Ohio v. American Express is an antitrust case, arising out of differences in how AmEx, compared with Visa and MasterCard, set prices and work with merchants.  The Second Circuit sided with AmEx, but an unusually wide range of organizations are lining up on the other side.

Tuesday, February 27

The clash of new technology and old legal presumptions is on display in US v. Microsoft.  The federal government served a subpoena on Microsoft at their Washington state headquarters for emails of a suspected drug dealer.

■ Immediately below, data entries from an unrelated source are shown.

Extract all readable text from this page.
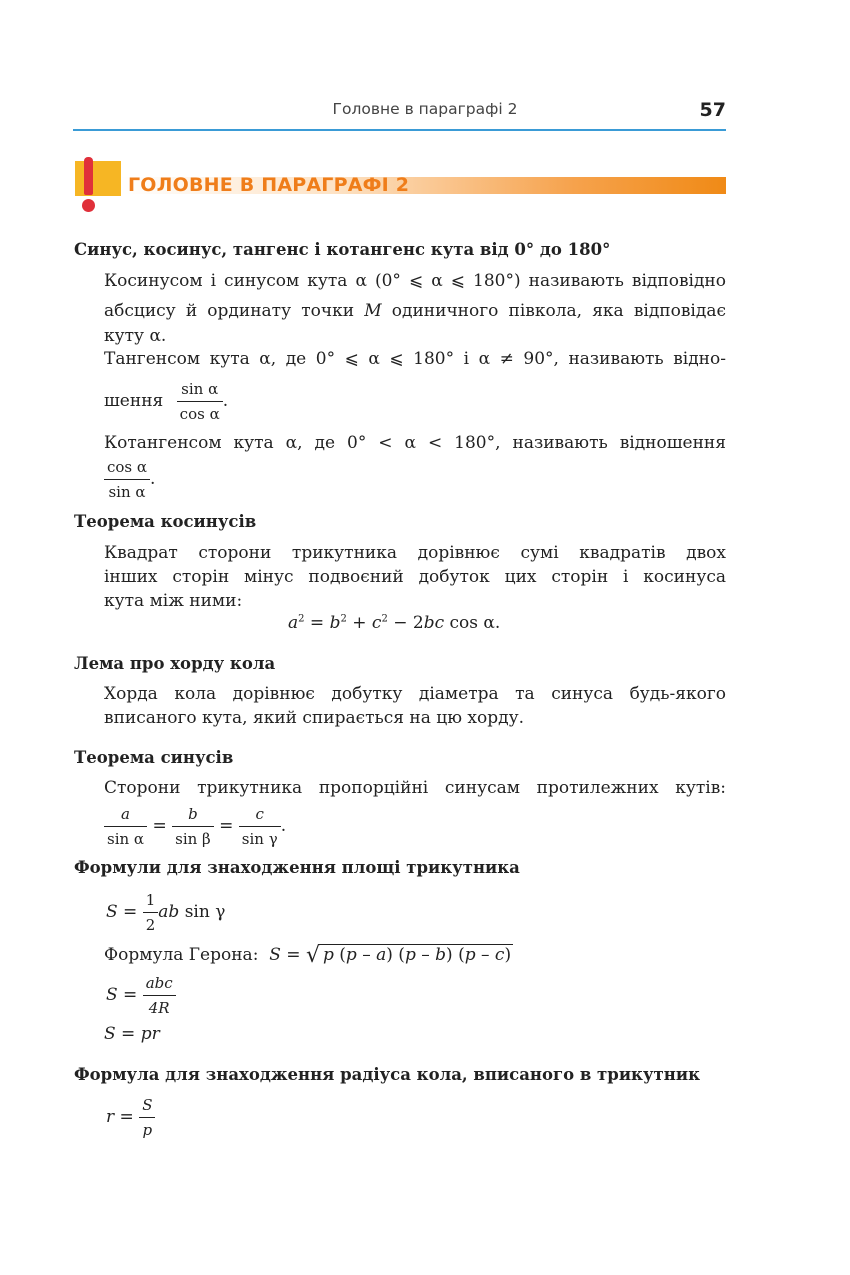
Головне в параграфі 2	57
ГОЛОВНЕ В ПАРАГРАФІ 2
Синус, косинус, тангенс і котангенс кута від 0° до 180°
Косинусом і синусом кута α (0° ⩽ α ⩽ 180°) називають відповідно
абсцису й ординату точки M одиничного півкола, яка відповідає
куту α.
Тангенсом кута α, де 0° ⩽ α ⩽ 180° і α ≠ 90°, називають відно-
шення $\frac{\text{sin α}}{\text{cos α}}$ .
Котангенсом кута α, де 0° < α < 180°, називають відношення
$\frac{\text{cos α}}{\text{sin α}}$ .
Теорема косинусів
Квадрат сторони трикутника дорівнює сумі квадратів двох
інших сторін мінус подвоєний добуток цих сторін і косинуса
кута між ними:
$a^2 = b^2 + c^2 - 2bc$ cos α.
Лема про хорду кола
Хорда кола дорівнює добутку діаметра та синуса будь-якого
вписаного кута, який спирається на цю хорду.
Теорема синусів
Сторони трикутника пропорційні синусам протилежних кутів:
$\frac{a}{\text{sin α}} = \frac{b}{\text{sin β}} = \frac{c}{\text{sin γ}}$ .
Формули для знаходження площі трикутника
$S = \frac{1}{2}$ ab sin γ
Формула Герона: S = √ p (p – a) (p – b) (p – c)
$S = \frac{\text{abc}}{4R}$
S = pr
Формула для знаходження радіуса кола, вписаного в трикутник
$r = \frac{S}{p}$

It agreed to turn over records stored in the US, but not the content of the emails, which were stored in servers in Ireland.  There is a general presumption that US laws do not apply outside the US (extraterritorial application), and the Court has never resolved how this relates to the Stored Communications Act or technology of this nature in general.  There are lots of interesting and nuanced concerns about effectiveness of our laws but the need to avoid putting international actors in a conflict with other countries’ laws.  Scotusblog has an overview and an online symposium with some really compelling insights.

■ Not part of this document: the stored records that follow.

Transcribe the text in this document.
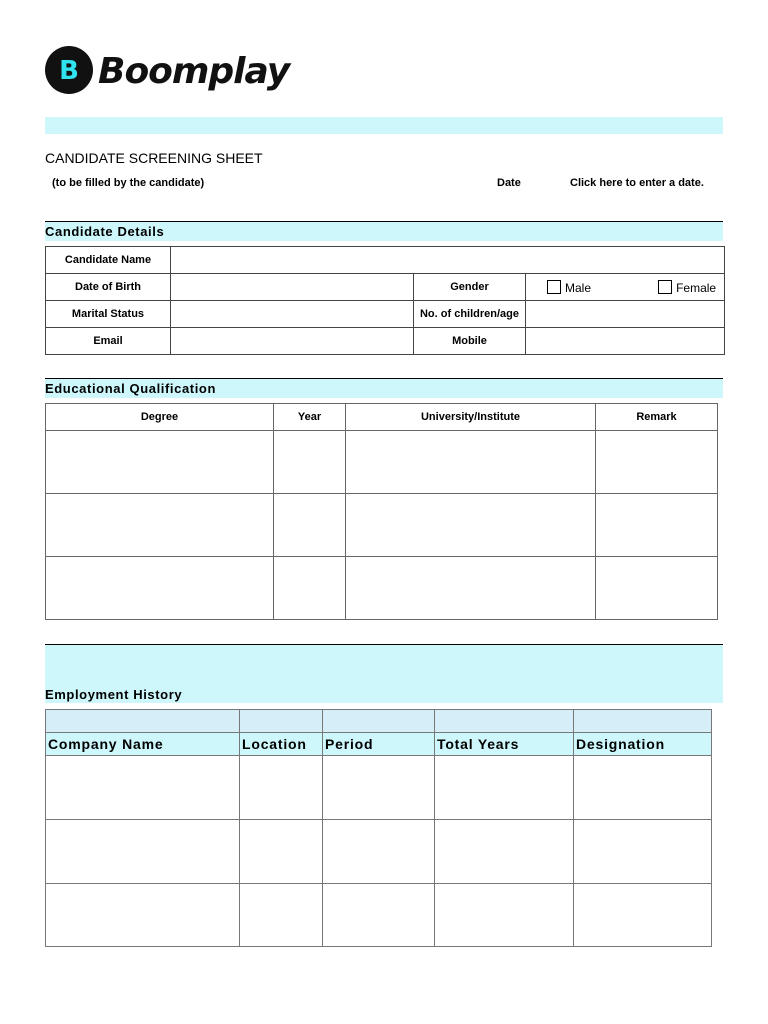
B Boomplay
CANDIDATE SCREENING SHEET
(to be filled by the candidate)	Date	Click here to enter a date.
Candidate Details
Candidate Name			
Date of Birth		Gender	Male Female
Marital Status		No. of children/age	
Email		Mobile	
Educational Qualification
Degree	Year	University/Institute	Remark

Employment History

Company Name	Location	Period	Total Years	Designation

An absurd example of First Amendment retaliation hits an 11th Circuit doctrine in Lozman v. City of Riviera Beach, Florida.  During the public comment portion of a City Council meeting, Mr. Lozman was instructed by a council member not to discuss his opposition to an eminent domain plan, and he was arrested when he persisted.  The transcript of an earlier meeting revealed a plan by council members to “intimidate” him.  He sued, but lost the trial and sought a new trial on various grounds.  The 11th Circuit held that the police officer had probable cause to arrest him for disrupting a public meeting, and therefore there could be no lawsuit for unconstitutional retaliation or any other grounds, because of the Circuit’s rule that a finding of probable cause bars any other such claims.  See this overview and the ACLU position.

Wednesday, February 28

First Amendment protection for political expression at the voting booth is the issue in Minnesota Voters Alliance v. Mansky:  “Whether Minnesota statute Section 211B.11, which broadly bans all political apparel at the polling place, is facially overbroad under the First Amendment.”  Again, Scotusblog has a useful overview and interesting symposium.